Zur Beerdigung eines Schützenkameraden waren Vereinsmitglieder am Vereinslokal angetreten und wurden von einer Blaskapelle zur Trauerfeier in der Kirche und anschließend zur Beisetzung auf den Friedhof geführt. Am Grab wurde dann das Lied vom „Alten Kameraden“ gespielt. Nach der Beerdigung gang es zurück zum Vereinslokal. Dort spielte die Blaskapelle dann das Liede „So ein Tag, so wunderschön wie heute“. Kommentar eines Schützenbruders: „Wieder eine schöne Beerdigung!“

 

Regularien für Schützenwirte

In den Gemeinden wurde das Schützenfest reihum bei den Gastwirten gefeiert. Bei der Gründung des Schützenvereins Hemsloh im Jahre 1926 wurden durch Versammlungsbeschluss u.a. folgende Regularien festgelegt:

  • Das Schießen wird vom Verein übernommen. Der Wirt hat die Scheibe und die Büchse unentgeltlich zur Verfügung zu stellen
  • Jeder Wirt hat einen Schießstand zu bauen auf seine Kosten
  • Der Schützenfestwirt hat das Zelt auf seine Kosten zu beschaffen

Sicherheit beim Königsschießen

Anfang der 1930er Jahre fand bei Leukering in Mackenstedt das Schützenfest statt. Am Tage des Königschießens kam ein Beamter aus Diepholz und überprüfte die Sicherheit. Ein angetrunkener Schütze ging zu dem im angrenzenden Wald aufgebauten Schießstand mit der Waffe in der Hand. Er stolperte und stützte sich dabei mit dem Gewehr kurz vor dem Beamten ab. Der Lauf des Gewehres bohrte sich in den Sand.

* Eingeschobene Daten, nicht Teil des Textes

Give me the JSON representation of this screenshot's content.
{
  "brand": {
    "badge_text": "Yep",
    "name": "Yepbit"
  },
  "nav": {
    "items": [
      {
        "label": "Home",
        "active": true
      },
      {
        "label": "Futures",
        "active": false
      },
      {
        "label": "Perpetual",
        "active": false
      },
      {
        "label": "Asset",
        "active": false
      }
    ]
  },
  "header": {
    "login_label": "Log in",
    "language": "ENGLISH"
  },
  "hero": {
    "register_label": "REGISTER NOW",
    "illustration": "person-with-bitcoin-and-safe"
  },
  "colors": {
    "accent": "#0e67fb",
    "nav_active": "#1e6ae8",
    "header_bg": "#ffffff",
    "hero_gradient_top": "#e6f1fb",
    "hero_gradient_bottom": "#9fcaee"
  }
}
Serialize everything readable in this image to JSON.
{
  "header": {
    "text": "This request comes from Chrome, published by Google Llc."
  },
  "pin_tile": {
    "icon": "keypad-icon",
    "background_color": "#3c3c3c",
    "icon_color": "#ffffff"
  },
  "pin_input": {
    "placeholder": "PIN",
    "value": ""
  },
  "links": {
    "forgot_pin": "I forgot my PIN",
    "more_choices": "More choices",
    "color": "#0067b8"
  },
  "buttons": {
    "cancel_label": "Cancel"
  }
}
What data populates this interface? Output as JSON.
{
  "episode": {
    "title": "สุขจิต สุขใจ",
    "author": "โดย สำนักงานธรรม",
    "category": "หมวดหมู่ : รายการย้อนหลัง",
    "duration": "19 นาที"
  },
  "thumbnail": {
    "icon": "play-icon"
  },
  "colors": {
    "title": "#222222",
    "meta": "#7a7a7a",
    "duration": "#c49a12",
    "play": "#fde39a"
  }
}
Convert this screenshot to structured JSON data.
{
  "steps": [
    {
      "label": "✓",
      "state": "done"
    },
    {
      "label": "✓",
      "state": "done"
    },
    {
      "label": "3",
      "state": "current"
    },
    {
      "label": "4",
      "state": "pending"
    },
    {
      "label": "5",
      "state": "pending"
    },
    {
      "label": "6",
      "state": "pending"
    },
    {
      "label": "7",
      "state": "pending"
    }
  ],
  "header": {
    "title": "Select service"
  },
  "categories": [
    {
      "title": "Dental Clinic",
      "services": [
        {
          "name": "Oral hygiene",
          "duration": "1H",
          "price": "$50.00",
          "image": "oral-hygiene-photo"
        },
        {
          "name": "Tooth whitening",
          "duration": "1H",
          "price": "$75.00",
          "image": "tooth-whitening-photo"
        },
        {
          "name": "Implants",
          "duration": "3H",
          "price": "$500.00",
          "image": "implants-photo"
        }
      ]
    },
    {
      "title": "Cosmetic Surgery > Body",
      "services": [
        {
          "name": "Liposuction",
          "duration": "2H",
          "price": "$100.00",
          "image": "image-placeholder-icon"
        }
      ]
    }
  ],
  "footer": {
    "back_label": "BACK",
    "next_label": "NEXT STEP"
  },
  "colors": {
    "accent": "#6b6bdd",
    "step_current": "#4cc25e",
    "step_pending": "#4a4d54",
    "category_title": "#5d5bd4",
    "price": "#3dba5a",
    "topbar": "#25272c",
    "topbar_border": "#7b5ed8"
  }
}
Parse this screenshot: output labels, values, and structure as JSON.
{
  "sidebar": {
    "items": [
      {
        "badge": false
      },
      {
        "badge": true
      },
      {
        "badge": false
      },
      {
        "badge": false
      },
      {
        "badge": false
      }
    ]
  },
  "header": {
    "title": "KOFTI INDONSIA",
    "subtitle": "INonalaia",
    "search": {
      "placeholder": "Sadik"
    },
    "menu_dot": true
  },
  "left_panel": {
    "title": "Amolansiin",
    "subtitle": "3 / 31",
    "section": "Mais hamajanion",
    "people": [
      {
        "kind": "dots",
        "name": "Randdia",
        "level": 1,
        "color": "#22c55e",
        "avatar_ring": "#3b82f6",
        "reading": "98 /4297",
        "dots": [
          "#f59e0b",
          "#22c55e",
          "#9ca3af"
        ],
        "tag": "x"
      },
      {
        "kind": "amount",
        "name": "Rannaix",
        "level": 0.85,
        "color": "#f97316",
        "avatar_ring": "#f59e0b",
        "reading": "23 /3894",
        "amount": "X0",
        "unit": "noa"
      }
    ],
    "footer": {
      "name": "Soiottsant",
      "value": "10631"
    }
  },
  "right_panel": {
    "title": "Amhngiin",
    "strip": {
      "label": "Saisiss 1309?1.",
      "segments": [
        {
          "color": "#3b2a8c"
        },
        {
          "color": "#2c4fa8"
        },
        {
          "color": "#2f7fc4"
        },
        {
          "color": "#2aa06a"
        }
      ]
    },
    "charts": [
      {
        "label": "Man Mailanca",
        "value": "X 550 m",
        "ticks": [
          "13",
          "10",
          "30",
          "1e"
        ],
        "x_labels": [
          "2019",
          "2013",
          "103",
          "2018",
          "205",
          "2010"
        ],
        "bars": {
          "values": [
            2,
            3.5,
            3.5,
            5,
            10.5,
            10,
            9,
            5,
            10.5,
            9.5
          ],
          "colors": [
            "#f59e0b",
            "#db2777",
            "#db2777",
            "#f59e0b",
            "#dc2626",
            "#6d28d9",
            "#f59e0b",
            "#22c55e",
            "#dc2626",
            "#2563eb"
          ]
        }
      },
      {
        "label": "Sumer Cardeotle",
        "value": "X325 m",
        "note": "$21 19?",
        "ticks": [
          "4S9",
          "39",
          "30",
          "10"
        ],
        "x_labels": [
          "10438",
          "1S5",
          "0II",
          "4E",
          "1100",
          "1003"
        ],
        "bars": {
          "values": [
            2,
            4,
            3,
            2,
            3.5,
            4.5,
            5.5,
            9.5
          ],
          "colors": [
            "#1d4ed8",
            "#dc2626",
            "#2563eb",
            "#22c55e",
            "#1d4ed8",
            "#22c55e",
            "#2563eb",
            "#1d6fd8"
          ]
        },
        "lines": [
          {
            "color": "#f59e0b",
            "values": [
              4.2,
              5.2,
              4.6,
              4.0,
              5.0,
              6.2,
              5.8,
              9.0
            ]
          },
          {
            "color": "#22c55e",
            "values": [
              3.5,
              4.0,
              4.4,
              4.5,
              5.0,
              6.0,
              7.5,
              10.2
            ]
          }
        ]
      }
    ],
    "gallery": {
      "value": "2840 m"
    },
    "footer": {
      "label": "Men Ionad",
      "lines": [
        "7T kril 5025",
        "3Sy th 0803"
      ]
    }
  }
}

Der Schütze wurde von dem Beamten „konfirmiert“ (gemaßregelt) und vom Schießen ausgeschlossen. Die übrigen Schützen konnten am Schießen teilnehmen.

3. Schützenfesttag

Im Jahre 1967 zogen am Montag nach dem Schützenfest einige Schützen mit einem Jauchefass vom Schützenkönig durch das Dorf. Auf dem Fass saßen einige Schützen. Gezogen wurde der Ackerwagen mit Jauchefass von zwei „Pferden“ (Schützen). Beim Halt an der Gaststätte „Sportklause“ gönnten sich die Besatzung Schnaps und Bier, die „Pferde“ bekamen Brot und Wasser.